As for Veras, he's the second veteran closer the Cubs have signed in the last two years. Kyuji Fujikawa came for two years and $9.5 million before 2013 and is recovering from Tommy John surgery. The Cubs signed Veras for one year and about $4 million this past off-season.

"That's been a frustrating one and kind of shows you the perils of free agency a little bit," Hoyer said. "I think he walked 13 guys as the closer in 40-some innings with the Astros last year. He had no walks last year in the postseason for the Tigers. He comes here and doesn't throw strikes. I hoping it was physical, maybe a little bit mechanical and that he can get back on track."

Letting Garza be Garza:

Jed Hoyer chose not to get into a war of words with former Cubs pitcher Matt Garza. The Cubs traded Garza to Texas in July, and in the off-season, Garza signed with the Brewers.

After beating the Cubs last weekend in Milwaukee, Garza said he's happy to be with a team that has a chance to win instead of one that only hopes to win.

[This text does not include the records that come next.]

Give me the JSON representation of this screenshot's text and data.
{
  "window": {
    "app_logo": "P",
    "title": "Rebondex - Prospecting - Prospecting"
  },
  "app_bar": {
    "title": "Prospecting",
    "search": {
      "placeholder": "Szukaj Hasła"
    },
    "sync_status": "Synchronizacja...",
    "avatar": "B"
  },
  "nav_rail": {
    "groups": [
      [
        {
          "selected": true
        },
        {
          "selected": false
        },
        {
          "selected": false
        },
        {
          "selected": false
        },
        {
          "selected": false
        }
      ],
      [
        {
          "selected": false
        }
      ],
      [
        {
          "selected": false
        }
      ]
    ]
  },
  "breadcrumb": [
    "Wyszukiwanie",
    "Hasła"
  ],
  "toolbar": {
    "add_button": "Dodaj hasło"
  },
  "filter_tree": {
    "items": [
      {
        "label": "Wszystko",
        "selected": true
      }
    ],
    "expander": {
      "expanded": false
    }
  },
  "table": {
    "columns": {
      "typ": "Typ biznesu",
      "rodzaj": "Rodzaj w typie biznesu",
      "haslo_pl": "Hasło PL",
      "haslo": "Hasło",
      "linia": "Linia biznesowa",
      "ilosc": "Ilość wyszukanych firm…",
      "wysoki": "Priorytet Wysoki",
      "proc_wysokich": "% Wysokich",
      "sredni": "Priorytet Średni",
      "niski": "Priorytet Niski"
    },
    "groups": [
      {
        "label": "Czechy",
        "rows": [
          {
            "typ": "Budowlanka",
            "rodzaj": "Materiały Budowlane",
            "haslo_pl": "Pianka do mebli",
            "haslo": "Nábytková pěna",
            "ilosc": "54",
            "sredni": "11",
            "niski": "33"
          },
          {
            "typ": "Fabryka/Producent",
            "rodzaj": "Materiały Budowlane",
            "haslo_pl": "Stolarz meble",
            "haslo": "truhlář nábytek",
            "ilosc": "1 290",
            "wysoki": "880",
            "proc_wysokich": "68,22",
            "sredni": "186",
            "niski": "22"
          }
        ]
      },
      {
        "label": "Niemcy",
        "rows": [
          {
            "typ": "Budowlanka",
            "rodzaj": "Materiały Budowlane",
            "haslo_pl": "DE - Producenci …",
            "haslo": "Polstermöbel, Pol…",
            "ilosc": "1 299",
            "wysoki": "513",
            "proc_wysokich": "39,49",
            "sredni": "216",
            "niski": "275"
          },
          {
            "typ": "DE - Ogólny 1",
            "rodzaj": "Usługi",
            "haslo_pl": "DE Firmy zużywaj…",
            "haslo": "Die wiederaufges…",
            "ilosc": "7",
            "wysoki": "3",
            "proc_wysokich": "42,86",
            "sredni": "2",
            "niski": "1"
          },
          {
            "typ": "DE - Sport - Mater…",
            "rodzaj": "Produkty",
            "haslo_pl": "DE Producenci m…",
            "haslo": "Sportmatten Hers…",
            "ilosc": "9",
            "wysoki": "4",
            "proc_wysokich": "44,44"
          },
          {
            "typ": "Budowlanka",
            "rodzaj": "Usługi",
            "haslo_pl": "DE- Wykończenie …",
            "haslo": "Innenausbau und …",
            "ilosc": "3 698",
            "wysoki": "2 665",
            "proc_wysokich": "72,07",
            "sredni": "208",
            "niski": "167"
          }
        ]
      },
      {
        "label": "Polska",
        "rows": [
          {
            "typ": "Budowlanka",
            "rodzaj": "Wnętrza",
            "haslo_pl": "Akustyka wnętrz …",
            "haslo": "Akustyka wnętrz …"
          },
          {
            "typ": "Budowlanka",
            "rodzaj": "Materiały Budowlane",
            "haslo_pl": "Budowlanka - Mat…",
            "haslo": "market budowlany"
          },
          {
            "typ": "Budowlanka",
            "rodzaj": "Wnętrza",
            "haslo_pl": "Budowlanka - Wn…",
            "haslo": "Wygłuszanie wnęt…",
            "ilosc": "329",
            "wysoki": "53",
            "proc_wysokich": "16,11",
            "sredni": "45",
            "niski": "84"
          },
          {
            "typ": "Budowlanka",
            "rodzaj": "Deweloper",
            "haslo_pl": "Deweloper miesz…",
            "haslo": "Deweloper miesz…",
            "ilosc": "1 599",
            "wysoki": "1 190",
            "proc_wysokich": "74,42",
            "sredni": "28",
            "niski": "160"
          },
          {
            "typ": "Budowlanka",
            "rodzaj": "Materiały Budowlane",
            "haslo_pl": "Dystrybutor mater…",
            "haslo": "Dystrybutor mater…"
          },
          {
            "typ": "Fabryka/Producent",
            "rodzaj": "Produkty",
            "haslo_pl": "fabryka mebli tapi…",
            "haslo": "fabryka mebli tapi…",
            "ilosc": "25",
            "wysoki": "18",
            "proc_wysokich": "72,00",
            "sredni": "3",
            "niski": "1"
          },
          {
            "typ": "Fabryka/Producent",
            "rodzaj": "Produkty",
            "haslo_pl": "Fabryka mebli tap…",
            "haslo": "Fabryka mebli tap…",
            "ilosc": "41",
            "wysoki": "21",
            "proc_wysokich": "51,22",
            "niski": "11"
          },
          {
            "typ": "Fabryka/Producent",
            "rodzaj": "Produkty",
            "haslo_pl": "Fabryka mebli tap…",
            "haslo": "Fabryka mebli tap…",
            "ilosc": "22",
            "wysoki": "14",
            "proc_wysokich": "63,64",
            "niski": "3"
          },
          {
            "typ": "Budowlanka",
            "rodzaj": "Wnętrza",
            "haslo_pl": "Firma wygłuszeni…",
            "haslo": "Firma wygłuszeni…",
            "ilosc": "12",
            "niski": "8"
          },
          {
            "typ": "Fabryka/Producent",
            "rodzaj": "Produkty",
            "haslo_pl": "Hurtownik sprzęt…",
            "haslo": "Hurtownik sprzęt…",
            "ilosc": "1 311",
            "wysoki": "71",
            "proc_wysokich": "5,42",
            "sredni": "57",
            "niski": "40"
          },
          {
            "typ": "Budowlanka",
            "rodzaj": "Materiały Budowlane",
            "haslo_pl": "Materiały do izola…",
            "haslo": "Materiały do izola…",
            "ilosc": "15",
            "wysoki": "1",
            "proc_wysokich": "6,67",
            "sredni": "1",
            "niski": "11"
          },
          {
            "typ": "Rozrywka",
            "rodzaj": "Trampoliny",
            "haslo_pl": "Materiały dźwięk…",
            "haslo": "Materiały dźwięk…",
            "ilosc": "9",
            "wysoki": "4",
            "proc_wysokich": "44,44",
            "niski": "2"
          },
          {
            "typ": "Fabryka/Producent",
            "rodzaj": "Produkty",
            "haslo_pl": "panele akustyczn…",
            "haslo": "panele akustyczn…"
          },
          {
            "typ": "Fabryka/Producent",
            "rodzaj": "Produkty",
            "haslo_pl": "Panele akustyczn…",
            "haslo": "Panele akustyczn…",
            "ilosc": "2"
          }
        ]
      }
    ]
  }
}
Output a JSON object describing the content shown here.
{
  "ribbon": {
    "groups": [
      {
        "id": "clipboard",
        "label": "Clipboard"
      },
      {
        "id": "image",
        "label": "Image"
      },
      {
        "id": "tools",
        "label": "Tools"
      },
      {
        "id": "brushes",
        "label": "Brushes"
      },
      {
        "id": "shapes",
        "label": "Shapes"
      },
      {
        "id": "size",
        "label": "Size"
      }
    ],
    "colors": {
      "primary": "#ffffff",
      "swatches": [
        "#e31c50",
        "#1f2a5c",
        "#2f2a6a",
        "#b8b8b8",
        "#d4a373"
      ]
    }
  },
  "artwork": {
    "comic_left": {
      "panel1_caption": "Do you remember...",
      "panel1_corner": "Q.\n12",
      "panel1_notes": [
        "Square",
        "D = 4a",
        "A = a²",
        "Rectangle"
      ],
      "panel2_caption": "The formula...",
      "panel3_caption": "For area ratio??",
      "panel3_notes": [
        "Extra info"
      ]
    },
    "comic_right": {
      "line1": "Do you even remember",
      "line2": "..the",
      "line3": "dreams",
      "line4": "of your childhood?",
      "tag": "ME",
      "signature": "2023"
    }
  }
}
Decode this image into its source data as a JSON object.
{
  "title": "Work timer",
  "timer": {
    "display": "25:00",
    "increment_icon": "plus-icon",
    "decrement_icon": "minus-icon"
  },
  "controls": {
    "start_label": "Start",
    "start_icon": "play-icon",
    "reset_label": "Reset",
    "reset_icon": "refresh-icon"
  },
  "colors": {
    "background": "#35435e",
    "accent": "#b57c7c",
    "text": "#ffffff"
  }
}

"I feel like Garza got his payday," Hoyer said. "He's on a team that's winning. I guess he feels he's in a position right now to make comments. I think it's on us now to flip that script and to show that we're a place that people want to be, show that we're a winning organization. It doesn't really bother me. I think being traded is a hard thing emotionally for people. Even in a situation like that, where we had a good relationship with him, I think there's probably a feeling of rejection, for lack of a better word."

Sweeney hurt:

Center fielder Ryan Sweeney injured his right hamstring making a running catch in the eighth inning. He went for an MRI.

Expect multiple roster moves Saturday as pitcher Jake Arrieta comes off the disabled list to start. If Sweeney goes on the DL, the Cubs will have to bring up an outfielder from the minor leagues.